Members of the epilepsy community have for years reported experiencing seizures and other harmful side effects after switching from one version of an antiepileptic drug (AED) to another, whether the switch was brand-to-generic, generic-to-brand, or generic-to-generic. By law, the amount of medication delivered by one AED may differ from the amount delivered by another AED that the Food and Drug Administration (FDA) deems “equivalent,” and it may deliver the medication at a different rate. There is growing evidence that these variations, however slight, can mean the difference between controlled epilepsy and breakthrough seizures or other negative consequences.
Patients today are most typically switched from brand-name drugs to generics, or from one generic drug to another, for a single, non-clinical reason: pressure to reduce costs. In most states, unless a physician explicitly writes “dispense as written” or “no substitution,” pharmacists can switch a patient to a lower-cost generic drug without the consent or knowledge of either the patient or the physician.
The Epilepsy Foundation appreciates that cost-control is a worthy goal and, in general, it enthusiastically supports providing patients with greater access to generic medications. The Foundation is committed to the welfare of people with epilepsy and their families, and the high cost of many name-brand medications is a particularly significant issue for people with epilepsy, many of whom will take medication on a daily basis for the remainder of their lives. The Foundation welcomes the opportunity that generic medications present to lower the overall costs of delivering effective healthcare to individuals and society.
But the Foundation believes equally that short-sighted cost considerations should never be allowed to trump efficacy or take precedence over patient welfare. Indeed, if a patient is switched off of a well-functioning drug to avoid costs, the direct economic consequences borne by society if the cheaper drug fails—whether incurred in the form of increased ambulance rides and emergency-room admissions, greater numbers of in-patient doctor visits, or lost worker-productivity—will quickly eliminate any short-term savings occasioned by the switch. Meanwhile, the concurrent human costs borne by patients and their families can be immeasurable.
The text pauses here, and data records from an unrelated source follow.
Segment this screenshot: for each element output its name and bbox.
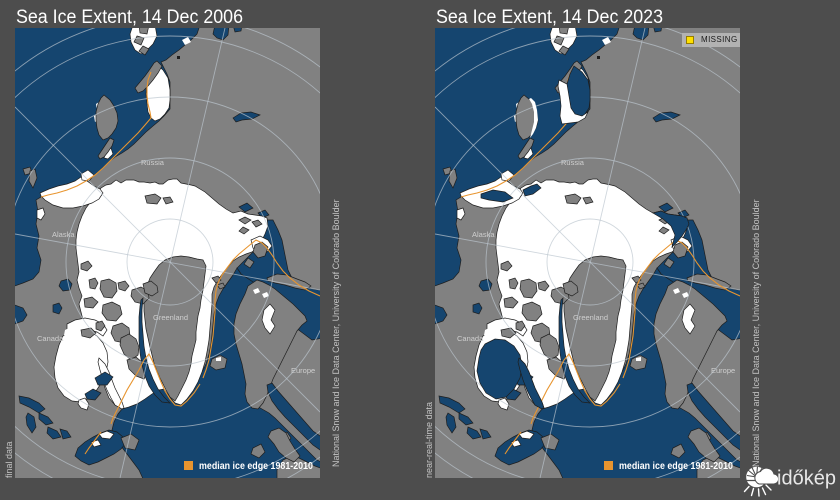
svg-text:időkép: időkép [777, 468, 836, 490]
svg-text:median ice edge 1981-2010: median ice edge 1981-2010 [199, 461, 313, 472]
svg-text:median ice edge 1981-2010: median ice edge 1981-2010 [619, 461, 733, 472]
svg-text:Sea Ice Extent, 14 Dec 2006: Sea Ice Extent, 14 Dec 2006 [16, 7, 243, 28]
svg-text:Sea Ice Extent, 14 Dec 2023: Sea Ice Extent, 14 Dec 2023 [436, 7, 663, 28]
Based on evidence in the clinical literature as well as reports from physicians and patients, the Epilepsy Foundation has developed serious concerns about policies that permit or require AED substitutions without the consent of the doctor and patient. In fact, the results of the Epilepsy Foundation’s recent survey, ‘In Their Own Words: Epilepsy Patients’ Experiences Changing the Formulation of the Drugs They Use to Prevent Seizures,’ demonstrate that for many patients with epilepsy, AED substitutions have been neither effective nor safe. In addition, the scientific literature now contains:
- clinical confirmation that switching between “equivalent formulations of the same anti-epileptic drug, whose differing effects in the body are not considered "significant" by the FDA, caused serious adverse consequences in patients
- case studies affirmatively establishing that switching between “equivalent” AEDs can lead to breakthrough seizures
- statistical analysis showing that persons with epilepsy who recently switched between “equivalent” AEDs sought more in-patient and emergency care than those who did not,
- case studies documenting that epilepsy patients on the brand name and generic versions of “equivalent” AED medications had different levels of therapeutic medication in their blood, and
- population data revealing that epilepsy patients have “switch[ed] back” to brand-name medication at significantly higher rates than patients who have switched to generic drugs to treat other long-term conditions.
Two distinguishing features of epilepsy further suggest that AED-switching should be approached with special caution. First, seizure control can be an all-or-nothing proposition. Slight changes in the amount of medication received by a person with epilepsy can mean the difference between a fully controlled condition and breakthrough seizures. Critically, the patient with epilepsy exists in either of only two states: the patient is either seizure-free, or is not. In some patients, there may be correspondingly little room for error when changing the patient’s dosage or prescription.
Second, the consequences of a breakdown in a well-functioning seizure-control regimen can be catastrophic. The consequences of a breakthrough seizure can be extreme: seizures increase the likelihood of serious bodily injury and death, and, even when no physical injury occurs, seizures often result in significant social, legal and developmental consequences, including loss of the patient’s driver’s license, loss of employment, and loss of self-esteem.